W Sztutowie mieliśmy zaplanowaną przerwę obiadową w zajeździe
Malibu, gdzie przygotowano dla nas zupę pomidorową z makaronem,
banany oraz wodę z miętą i cytryną. Po tym zasłużonym posiłku
i odpoczynku postanowiliśmy spojrzeć na Bałtyk i ruszyliśmy w
kierunku plaży. Kilka osób zanurzyło stopy w dość ciepłej już
wodzie i po zrobieniu fotografii płaskiej tafli morza
przypominającej bardziej jezioro, rozpoczęliśmy drogę powrotną
do domu.
Przez
zwodzony most Czterech Pancernych w Sztutowie opuściliśmy ruchliwą
drogę wojewódzką i wyprzedzani przez nieliczne samochody
jechaliśmy spokojnym tempem do Rybiny.
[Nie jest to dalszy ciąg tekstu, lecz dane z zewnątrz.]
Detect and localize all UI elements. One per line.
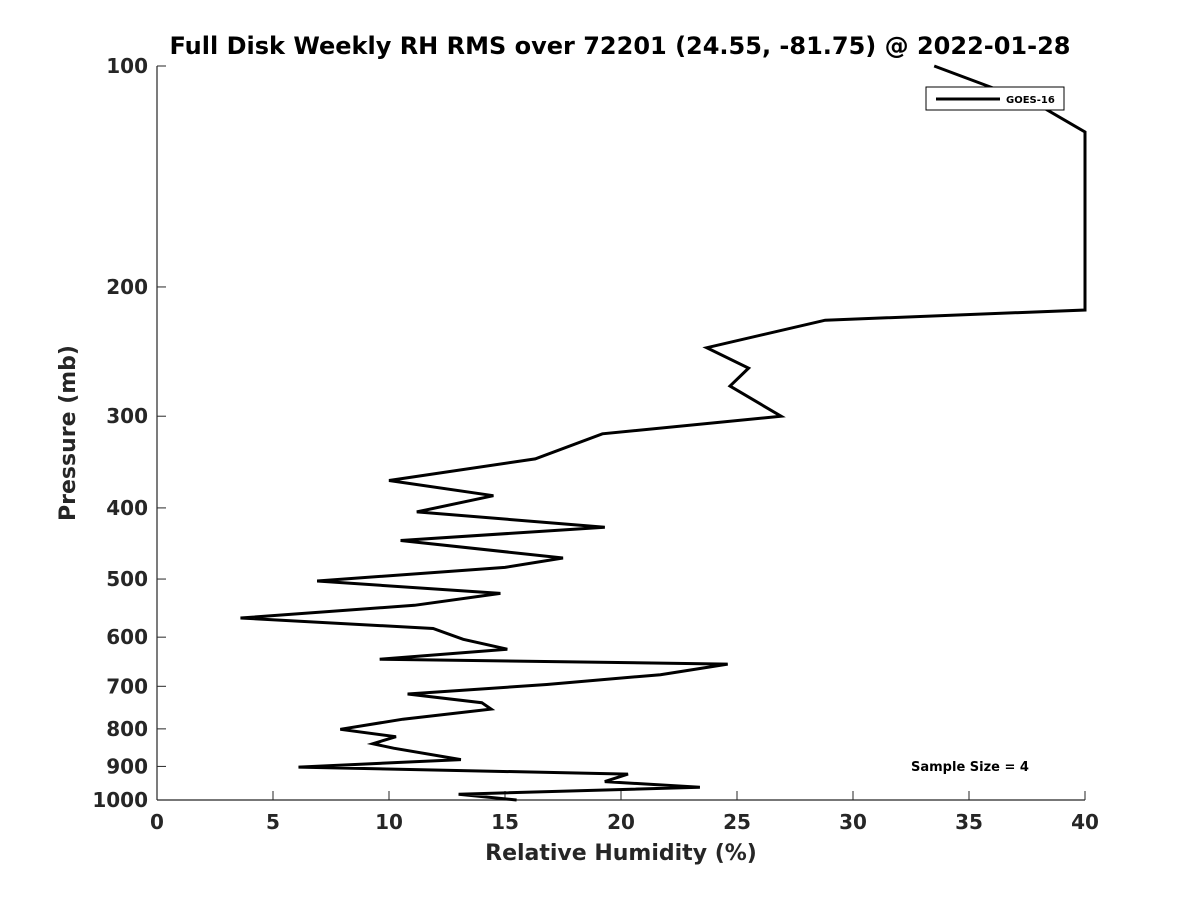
y-tick-label: 900	[106, 754, 148, 778]
y-axis-label: Pressure (mb)	[56, 345, 81, 521]
x-axis-label: Relative Humidity (%)	[485, 841, 757, 866]
y-tick-label: 1000	[92, 788, 148, 812]
x-tick-label: 15	[491, 810, 519, 834]
legend: GOES-16	[925, 86, 1065, 111]
x-tick-label: 0	[150, 810, 164, 834]
legend-label-goes-16: GOES-16	[1006, 95, 1055, 106]
x-tick-label: 10	[375, 810, 403, 834]
y-ticks: 100 200 300 400 500 600 700 800 900 1000	[92, 54, 166, 812]
y-tick-label: 800	[106, 717, 148, 741]
y-tick-label: 700	[106, 674, 148, 698]
y-tick-label: 100	[106, 54, 148, 78]
y-tick-label: 600	[106, 625, 148, 649]
chart-title: Full Disk Weekly RH RMS over 72201 (24.5…	[169, 32, 1070, 60]
series-line-goes-16	[240, 64, 1087, 802]
x-tick-label: 20	[607, 810, 635, 834]
y-tick-label: 200	[106, 275, 148, 299]
y-tick-label: 500	[106, 567, 148, 591]
x-ticks: 0 5 10 15 20 25 30 35 40	[150, 791, 1099, 834]
x-tick-label: 5	[266, 810, 280, 834]
x-tick-label: 35	[955, 810, 983, 834]
x-tick-label: 25	[723, 810, 751, 834]
y-tick-label: 400	[106, 496, 148, 520]
x-tick-label: 40	[1071, 810, 1099, 834]
x-tick-label: 30	[839, 810, 867, 834]
y-tick-label: 300	[106, 404, 148, 428]
sample-size-annotation: Sample Size = 4	[911, 760, 1029, 775]
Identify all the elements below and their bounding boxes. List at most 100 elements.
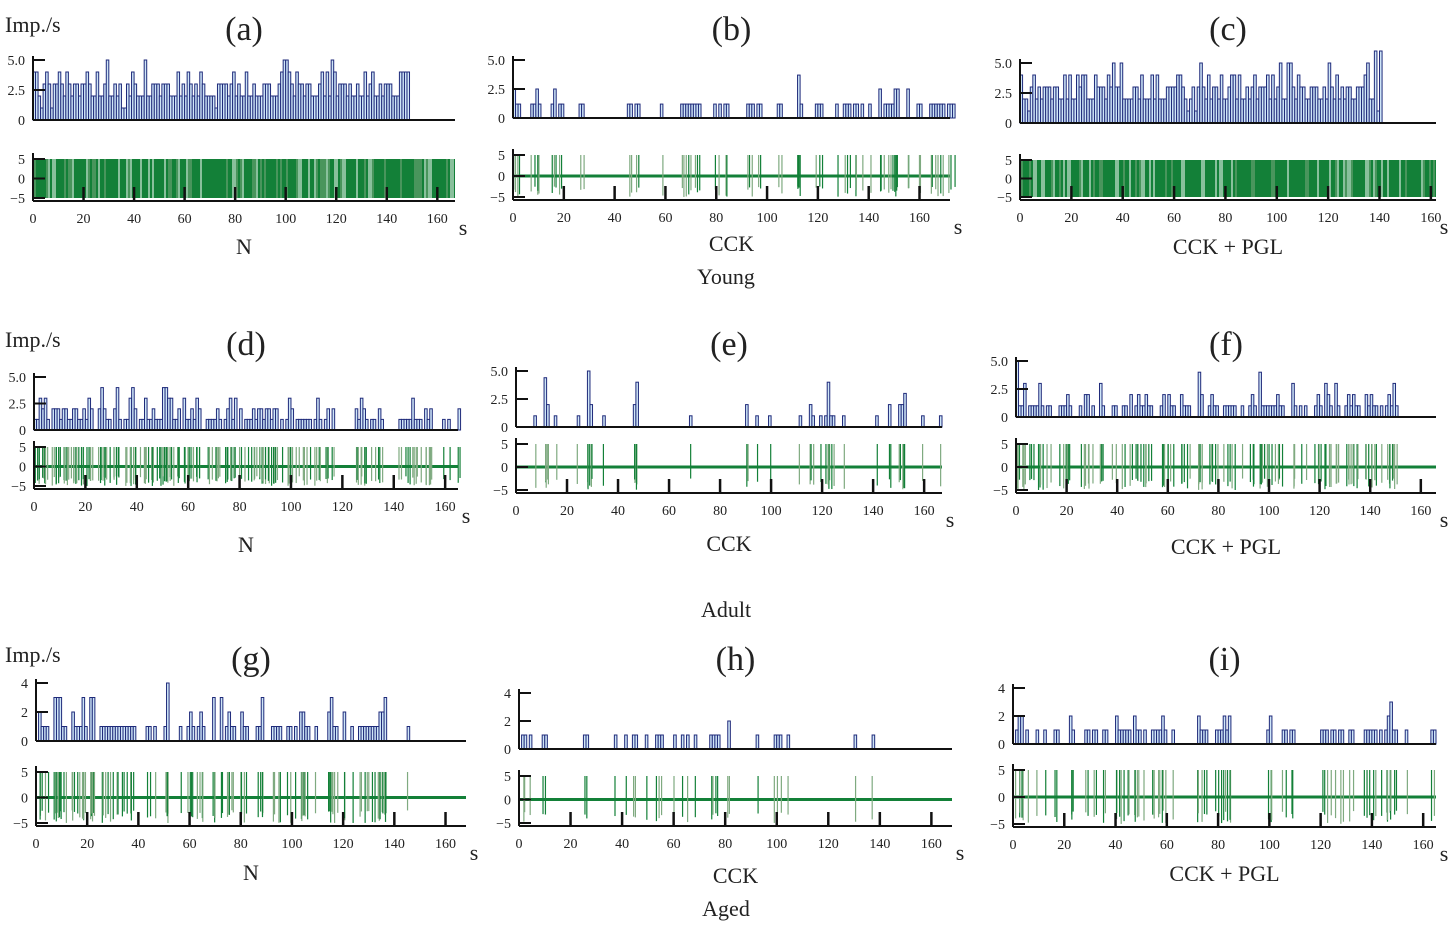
histogram-bar bbox=[1373, 729, 1378, 745]
histogram-bar bbox=[326, 408, 331, 431]
histogram-bar bbox=[1253, 405, 1257, 418]
spike-trace-fill bbox=[33, 159, 455, 198]
histogram-y-tick-label: 5.0 bbox=[991, 355, 1009, 370]
histogram-bar bbox=[635, 381, 639, 428]
x-tick-label: 160 bbox=[1413, 838, 1434, 853]
histogram-bar bbox=[528, 734, 533, 750]
histogram-bar bbox=[659, 103, 664, 119]
x-tick-label: 40 bbox=[611, 504, 625, 519]
histogram-y-tick-label: 4 bbox=[998, 682, 1005, 697]
histogram-bar bbox=[177, 408, 181, 431]
x-tick-label: 140 bbox=[1369, 211, 1390, 226]
histogram-bar bbox=[887, 404, 892, 428]
histogram-bar bbox=[1025, 729, 1029, 745]
histogram-bar bbox=[418, 418, 423, 431]
histogram-bar bbox=[1086, 729, 1091, 745]
x-tick-label: 80 bbox=[228, 212, 242, 227]
histogram-bar bbox=[868, 103, 872, 119]
x-tick-label: 0 bbox=[513, 504, 520, 519]
x-tick-label: 120 bbox=[812, 504, 833, 519]
x-tick-label: 100 bbox=[1266, 211, 1287, 226]
x-tick-label: 80 bbox=[718, 837, 732, 852]
histogram-bar bbox=[768, 415, 772, 428]
trace-y-tick-label: −5 bbox=[993, 484, 1008, 499]
histogram-bar bbox=[688, 415, 693, 428]
x-tick-label: 120 bbox=[807, 211, 828, 226]
histogram-bar bbox=[1284, 729, 1288, 745]
histogram-bar bbox=[1233, 405, 1237, 418]
histogram-bar bbox=[693, 734, 698, 750]
x-tick-label: 80 bbox=[709, 211, 723, 226]
panel-b: (b) 0 2.5 5.0 −5 0 5 0 20 40 60 80 100 120 140 160 s CCK bbox=[488, 11, 963, 256]
histogram-bar bbox=[755, 734, 760, 750]
histogram-bar bbox=[1127, 729, 1132, 745]
histogram-bar bbox=[1200, 394, 1204, 418]
trace-y-tick-label: −5 bbox=[997, 191, 1012, 206]
histogram-bar bbox=[896, 88, 900, 119]
histogram-y-tick-label: 5.0 bbox=[491, 365, 509, 380]
histogram-bar bbox=[1379, 729, 1383, 745]
histogram-y-tick-label: 0 bbox=[1005, 117, 1012, 132]
histogram-bar bbox=[1163, 729, 1168, 745]
histogram-bar bbox=[745, 404, 749, 428]
histogram-bar bbox=[778, 734, 783, 750]
spike-trace-fill bbox=[1020, 160, 1436, 197]
histogram-bar bbox=[380, 418, 384, 431]
histogram-y-tick-label: 0 bbox=[1001, 411, 1008, 426]
histogram-y-tick-label: 2.5 bbox=[9, 398, 27, 413]
histogram-bar bbox=[725, 103, 730, 119]
trace-y-tick-label: 0 bbox=[1005, 173, 1012, 188]
trace-y-tick-label: −5 bbox=[13, 817, 28, 832]
x-tick-label: 60 bbox=[662, 504, 676, 519]
histogram-bar bbox=[1227, 715, 1232, 745]
x-tick-label: 80 bbox=[234, 837, 248, 852]
histogram-bar bbox=[233, 397, 238, 431]
spike-trace bbox=[519, 776, 952, 823]
histogram-bar bbox=[1043, 729, 1047, 745]
x-tick-label: 60 bbox=[1167, 211, 1181, 226]
trace-y-tick-label: 0 bbox=[19, 461, 26, 476]
histogram-bar bbox=[46, 418, 50, 431]
x-tick-label: 60 bbox=[667, 837, 681, 852]
histogram-bar bbox=[860, 103, 865, 119]
histogram-bar bbox=[875, 415, 879, 428]
histogram-y-tick-label: 4 bbox=[504, 687, 511, 702]
trace-y-tick-label: 5 bbox=[504, 770, 511, 785]
panel-d: (d) Imp./s 0 2.5 5.0 −5 0 5 0 20 40 60 80 100 120 140 16… bbox=[5, 326, 470, 557]
histogram-bar bbox=[219, 697, 224, 742]
histogram-bar bbox=[1325, 729, 1329, 745]
x-tick-label: 60 bbox=[1160, 838, 1174, 853]
x-tick-label: 0 bbox=[30, 212, 37, 227]
histogram-y-tick-label: 5.0 bbox=[488, 54, 506, 69]
histogram-bar bbox=[1143, 729, 1147, 745]
spike-trace bbox=[516, 444, 942, 490]
histogram-bar bbox=[553, 415, 558, 428]
histogram-bar bbox=[308, 418, 313, 431]
histogram-bar bbox=[239, 408, 243, 431]
x-tick-label: 120 bbox=[1318, 211, 1339, 226]
spike-trace bbox=[34, 447, 461, 486]
histogram-bar bbox=[1114, 405, 1118, 418]
panel-f: (f) 0 2.5 5.0 −5 0 5 0 20 40 60 80 100 120 140 160 s CCK … bbox=[991, 326, 1449, 559]
x-tick-label: 140 bbox=[858, 211, 879, 226]
histogram-bar bbox=[1215, 405, 1219, 418]
histogram-bar bbox=[1124, 405, 1128, 418]
histogram-bar bbox=[906, 88, 910, 119]
condition-label: N bbox=[238, 532, 254, 557]
x-tick-label: 0 bbox=[510, 211, 517, 226]
x-tick-label: 40 bbox=[1110, 504, 1124, 519]
trace-y-tick-label: 0 bbox=[18, 173, 25, 188]
spike-trace bbox=[33, 159, 455, 198]
histogram-y-tick-label: 2.5 bbox=[991, 383, 1009, 398]
x-unit-label: s bbox=[946, 507, 955, 532]
y-axis-label: Imp./s bbox=[5, 327, 61, 352]
group-label-aged: Aged bbox=[702, 896, 750, 921]
histogram-bar bbox=[842, 415, 846, 428]
histogram-bar bbox=[871, 734, 876, 750]
condition-label: CCK + PGL bbox=[1169, 861, 1279, 886]
histogram-bar bbox=[91, 697, 96, 742]
histogram-bar bbox=[1379, 50, 1383, 124]
histogram-bar bbox=[751, 103, 755, 119]
histogram-bar bbox=[278, 726, 283, 742]
histogram-y-tick-label: 2.5 bbox=[8, 84, 26, 99]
Tutaj, niestety, trzeba było
pokonać kilometr w tworzącym się korku samochodowym, ale Tujsk był
już na horyzoncie. Z powodu korku i dodatkowo przebitej opony, nie
dotarł do nas bus serwisowy w którym poszkodowany kolega chciał
dokończyć wycieczkę. Wsparcie przyszło ze strony rodziny oraz
zastępczego samochodu serwisowego, które prawie jednocześnie
pojawiły się w Marzęcinie, do którego w międzyczasie
dojechaliśmy.
Reszta
grupy po zakupach w marzęcińskim sklepie ruszyła na ostatni
odcinek wycieczki i przez Kępki, Bielnik II i Bielnik I dotarła do
Elbląga.
Najdłuższa
tegoroczna jazda zakończyła się na Miejscu Odpoczynku Rowerzystów
(MOR) szlaku GreenVelo, gdzie zostały podstemplowane uczestnikom
książeczki turystyki kolarskiej PTTK. Dziękuję wszystkim
rowerzystkom i rowerzystom za wspólnie spędzony czas i spokojną
oraz bezpieczną jazdę, a Łukaszowi życzę szybkiego powrotu do
zdrowia i na rowerowe szlaki.
Przed
nami teraz wakacyjna przerwa od Miejskich Wycieczek Rowerowych, ale
nie od rowerowania oczywiście.
Już 30 czerwca startujemy z tradycyjnym cyklem trzech wycieczek w
ramach ,,Wakacji z MOSiR’’. Pierwsza jazda będzie prowadziła po szlaku GreenVelo w okolicach Elbląga. Już dzisiaj serdecznie
zapraszam do wspólnego spędzenia czasu na świeżym powietrzu.